BPOM juga baru menetapkan lima obat sirop pertama yang dilarang karena mengandung EG dan DEG pada 22 Oktober. Namun, RSUP Kandou akhirnya menyatakan Melody meninggal karena infeksi ginjal.
Di sini lebih sigap karena sudah kejadian lebih dulu di Jawa. Jadi memang lebih terlindungi oleh kebijakan-kebijakan pemerintah (Suryadi Tatura).
Kementerian Kesehatan baru menerbitkan Tata Laksana dan Manajemen Klinis Gangguan Ginjal Akut Progresif Atipikal pada 28 September 2022. Kini, sebagai RS rujukan utama, RSIP Kandou telah menyediakan ruangan ruang perawatan intensif untuk kelahiran baru (NICU) dan untuk anak (PICU).
Pasien gangguan ginjal akut akibat obat sirop akan ditangani sesuai sistem rujukan terpadu (sisrute). Kepala Seksi Pelayanan Rujukan Dinkes Sulut Harto Linelejan mengatakan, pasien akan dirujuk langsung ke RSUP Kandou setelah mendapat penanganan awal berupa normalisasi cairan dalam tubuh.
Mekanisme antisipasi
Ketua Bidang Organisasi Ikatan Dokter anak Indonesia (IDAI) Sulut Suryadi Tatura menilai, keadaan ini mencerminkan mekanisme antisipasi yang baik dari pemda di Sulut. ”Di sini lebih sigap karena sudah kejadian lebih dulu di Jawa. Jadi memang lebih terlindungi oleh kebijakan-kebijakan pemerintah,” ujarnya.

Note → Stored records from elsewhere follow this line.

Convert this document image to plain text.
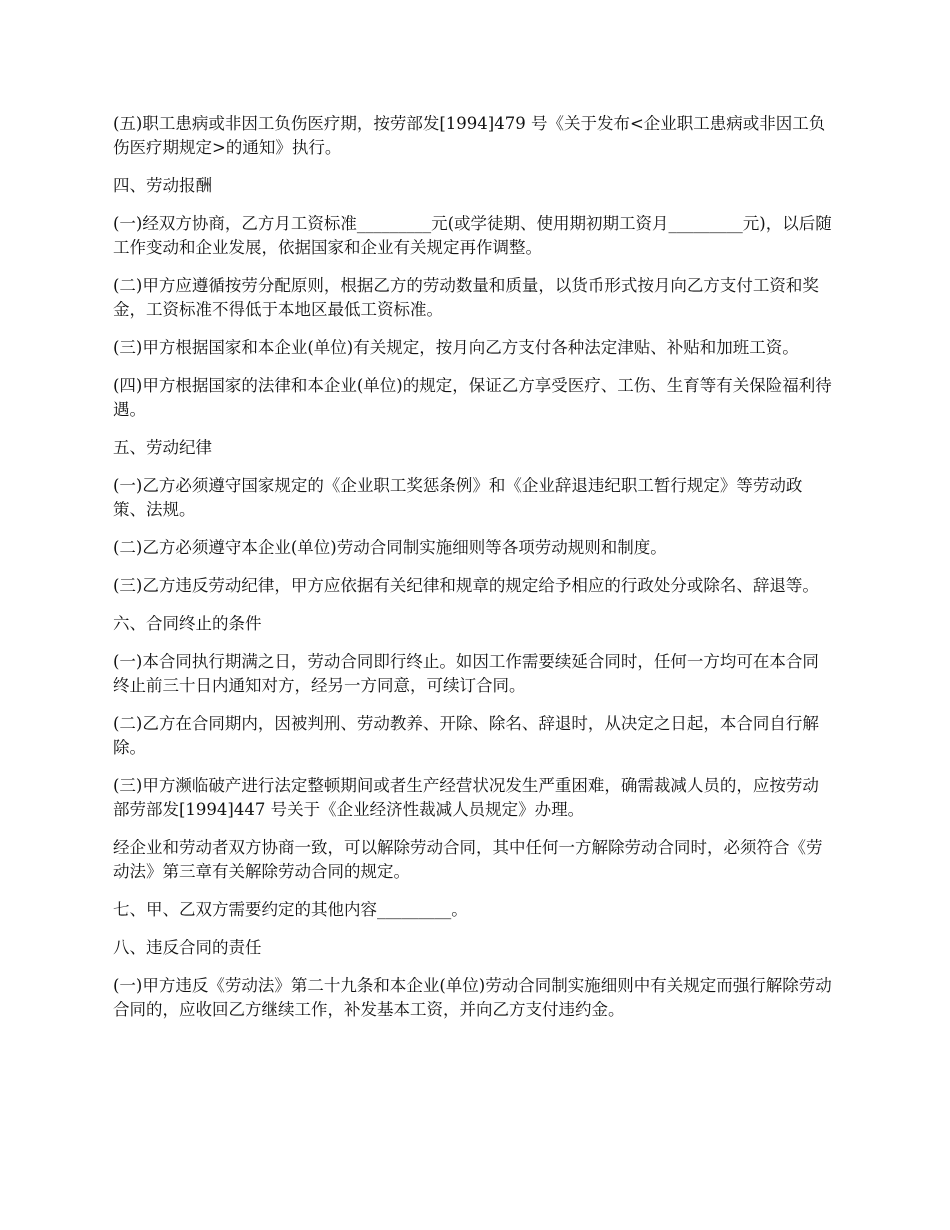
(五)职工患病或非因工负伤医疗期，按劳部发[1994]479 号《关于发布<企业职工患病或非因工负伤医疗期规定>的通知》执行。

四、劳动报酬

(一)经双方协商，乙方月工资标准_________元(或学徒期、使用期初期工资月_________元)，以后随工作变动和企业发展，依据国家和企业有关规定再作调整。

(二)甲方应遵循按劳分配原则，根据乙方的劳动数量和质量，以货币形式按月向乙方支付工资和奖金，工资标准不得低于本地区最低工资标准。

(三)甲方根据国家和本企业(单位)有关规定，按月向乙方支付各种法定津贴、补贴和加班工资。

(四)甲方根据国家的法律和本企业(单位)的规定，保证乙方享受医疗、工伤、生育等有关保险福利待遇。

五、劳动纪律

(一)乙方必须遵守国家规定的《企业职工奖惩条例》和《企业辞退违纪职工暂行规定》等劳动政策、法规。

(二)乙方必须遵守本企业(单位)劳动合同制实施细则等各项劳动规则和制度。

(三)乙方违反劳动纪律，甲方应依据有关纪律和规章的规定给予相应的行政处分或除名、辞退等。

六、合同终止的条件

(一)本合同执行期满之日，劳动合同即行终止。如因工作需要续延合同时，任何一方均可在本合同终止前三十日内通知对方，经另一方同意，可续订合同。

(二)乙方在合同期内，因被判刑、劳动教养、开除、除名、辞退时，从决定之日起，本合同自行解除。

(三)甲方濒临破产进行法定整顿期间或者生产经营状况发生严重困难，确需裁减人员的，应按劳动部劳部发[1994]447 号关于《企业经济性裁减人员规定》办理。

经企业和劳动者双方协商一致，可以解除劳动合同，其中任何一方解除劳动合同时，必须符合《劳动法》第三章有关解除劳动合同的规定。

七、甲、乙双方需要约定的其他内容_________。

八、违反合同的责任

(一)甲方违反《劳动法》第二十九条和本企业(单位)劳动合同制实施细则中有关规定而强行解除劳动合同的，应收回乙方继续工作，补发基本工资，并向乙方支付违约金。
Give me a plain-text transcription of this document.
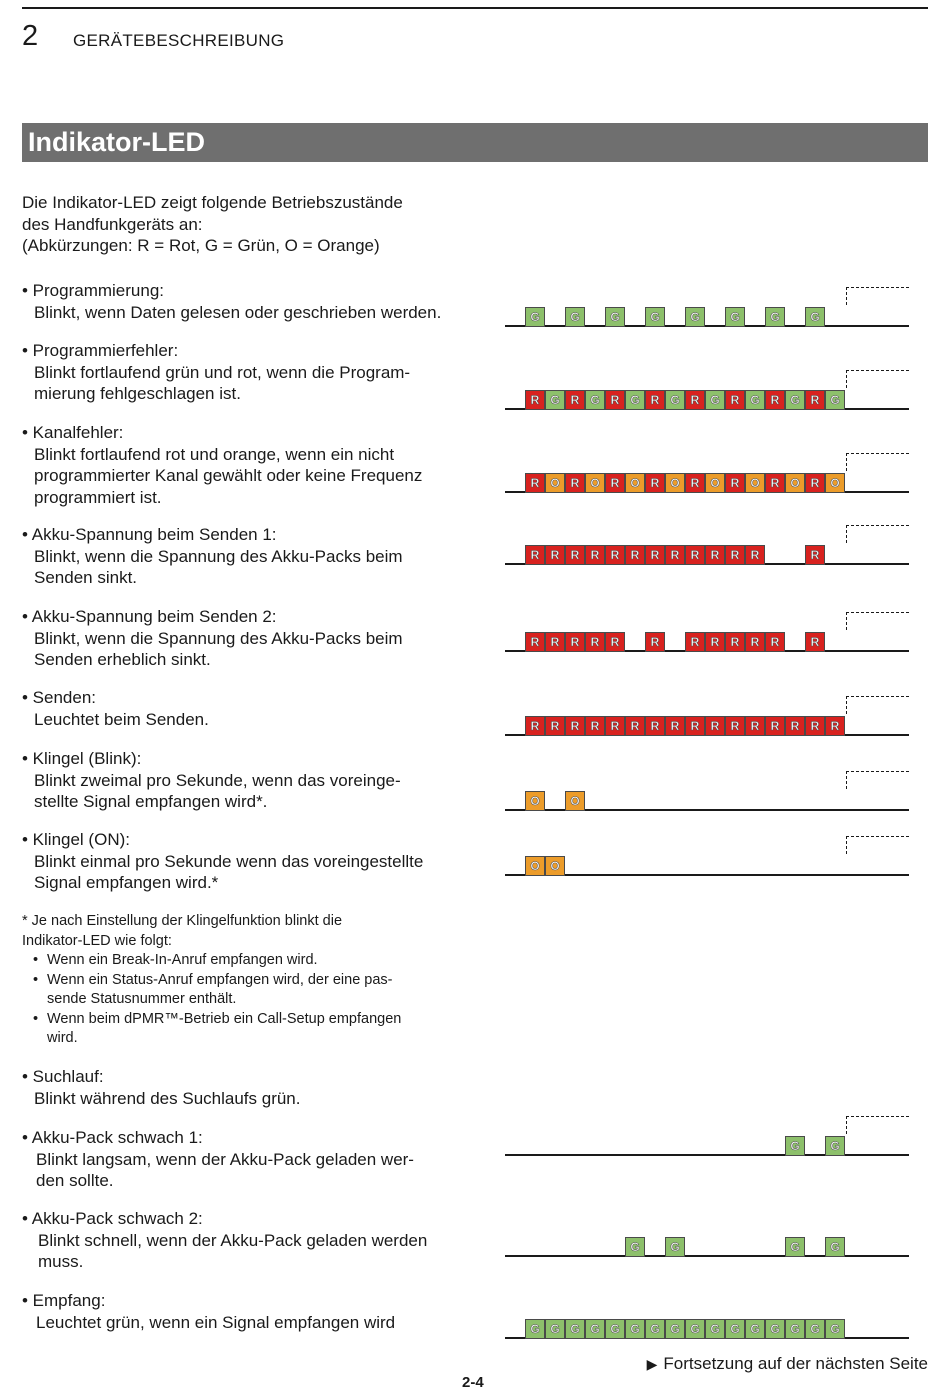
2 GERÄTEBESCHREIBUNG
Indikator-LED
Die Indikator-LED zeigt folgende Betriebszustände
des Handfunkgeräts an:
(Abkürzungen: R = Rot, G = Grün, O = Orange)
• Programmierung:
Blinkt, wenn Daten gelesen oder geschrieben werden.
• Programmierfehler:
Blinkt fortlaufend grün und rot, wenn die Program-
mierung fehlgeschlagen ist.
• Kanalfehler:
Blinkt fortlaufend rot und orange, wenn ein nicht
programmierter Kanal gewählt oder keine Frequenz
programmiert ist.
• Akku-Spannung beim Senden 1:
Blinkt, wenn die Spannung des Akku-Packs beim
Senden sinkt.
• Akku-Spannung beim Senden 2:
Blinkt, wenn die Spannung des Akku-Packs beim
Senden erheblich sinkt.
• Senden:
Leuchtet beim Senden.
• Klingel (Blink):
Blinkt zweimal pro Sekunde, wenn das voreinge-
stellte Signal empfangen wird*.
• Klingel (ON):
Blinkt einmal pro Sekunde wenn das voreingestellte
Signal empfangen wird.*
* Je nach Einstellung der Klingelfunktion blinkt die
Indikator-LED wie folgt:
• Wenn ein Break-In-Anruf empfangen wird.
• Wenn ein Status-Anruf empfangen wird, der eine pas-
sende Statusnummer enthält.
• Wenn beim dPMR™-Betrieb ein Call-Setup empfangen
wird.
• Suchlauf:
Blinkt während des Suchlaufs grün.
• Akku-Pack schwach 1:
Blinkt langsam, wenn der Akku-Pack geladen wer-
den sollte.
• Akku-Pack schwach 2:
Blinkt schnell, wenn der Akku-Pack geladen werden
muss.
• Empfang:
Leuchtet grün, wenn ein Signal empfangen wird
G	G	G	G	G	G	G	G
R G R G R G R G R G R G R G R G
R O R O R O R O R O R O R O R O
R R R R R R R R R R R R	R
R R R R R	R	R R R R R	R
R R R R R R R R R R R R R R R R
O	O
O O
G	G
G	G	G	G
G G G G G G G G G G G G G G G G
▶ Fortsetzung auf der nächsten Seite
2-4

Masyarakat pun lebih hati-hati dalam membeli obat sirop. Pada pekan ketiga Oktober, misalnya, Kepolisian Daerah Sulut merazia tiga apotek yang masih menjual obat sirop. ”Ini salah satu bentuk pengawasan ketat dari pemerintah,” katanya.
Akan tetapi, Suryadi mengatakan, Sulut belum memiliki laboratorium yang cukup mumpuni untuk dapat melakukan penelitian mendalam mengenai dugaan kasus gangguan ginjal akut. Ia mencontohkan, RSUP Nasional Dr Cipto Mangunkusumo (RSCM) di Jakarta sudah mampu melaksanakan pemeriksaan toksikologi sekaligus biopsi ginjal.
”Kalau di Sulut, kita masih menentukan kasus gangguan ginjal akut berdasarkan riwayat penyakit, kemudian baru ditetapkan dia memenuhi kriteria. Berbeda dengan di rumah sakit lain di Jawa, misalnya, yang sudah bisa melakukan penelusuran urologi yang mendalam,” ujar Suryadi.
Koordinator Pelayanan Medik dan Keperawatan RSUP Kandou Wiyono mengatakan, EG dan DEG dalam darah bisa dideteksi dengan pemeriksaan toksikologi. Namun, sampel darah pasien sebanyak 3 mililiter harus dikirim ke Jakarta, tepatnya ke RSCM atau Balai Penelitian dan Pengembangan Kesehatan.
”Kalau biopsi ginjal kami sudah bisa lakukan sendiri di laboratorium patologi anatomi RSUP Kandou, yaitu dengan mengambil sedikit jaringan ginjal, juga air kencing pasien. Dari pemeriksaan itu kami berharap ditemukan kristal oksalat, kristal tajam yang merusak ginjal,” kata Wiyono.